Population change is regulated by vital rates that are influenced by environmental conditions, demographic stochasticity and increasingly, anthropogenic effects.  Habitat destruction and climate change threaten the future of many wildlife populations, and there are additional concerns regarding the effects of harvest rates on demographic components of harvested organisms. Further, many population managers strictly manage harvest of wild organisms to mediate population trends of these populations.  The goal of our study was to decouple harvest and environmental variability in a closely monitored population of wild ducks in North America, where we experimentally regulated harvest independently of environmental variation over a period of four years. We used nine years of capture-mark-recapture data to estimate breeding population size during the spring for a population of wood ducks in Nevada.  We then assessed the effect of one environmental variable and harvest pressure on annual changes in the breeding population size.  Climatic conditions influencing water availability were strongly positively related to population growth rates of wood ducks in our study system.
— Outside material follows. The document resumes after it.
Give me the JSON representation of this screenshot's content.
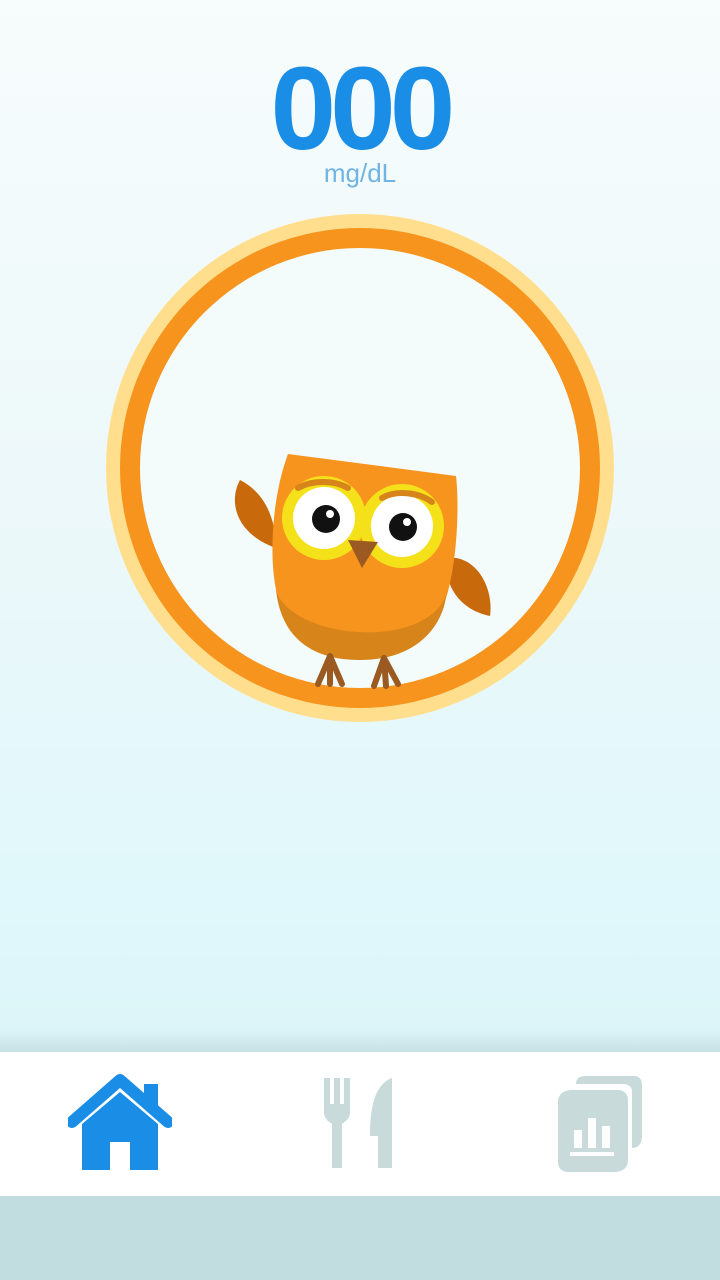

In contrast, harvest regulations and harvest rates did not affect population growth rates.  We suggest efforts to conserve waterfowl should focus on the effects of habitat loss in breeding areas and climate change, which will likely affect precipitation regimes in the future.  We demonstrate the utility of capture-mark-recapture methods to estimate abundance of species which are difficult to survey and test the impacts of anthropogenic harvest and climate on populations. Finally, our results continue to add to the importance of experimentation in applied conservation biology, where we believe that continued experiments on non-threatened species will be critically important as researchers attempt to understand how to quantify and mitigate direct anthropogenic impacts in a changing world.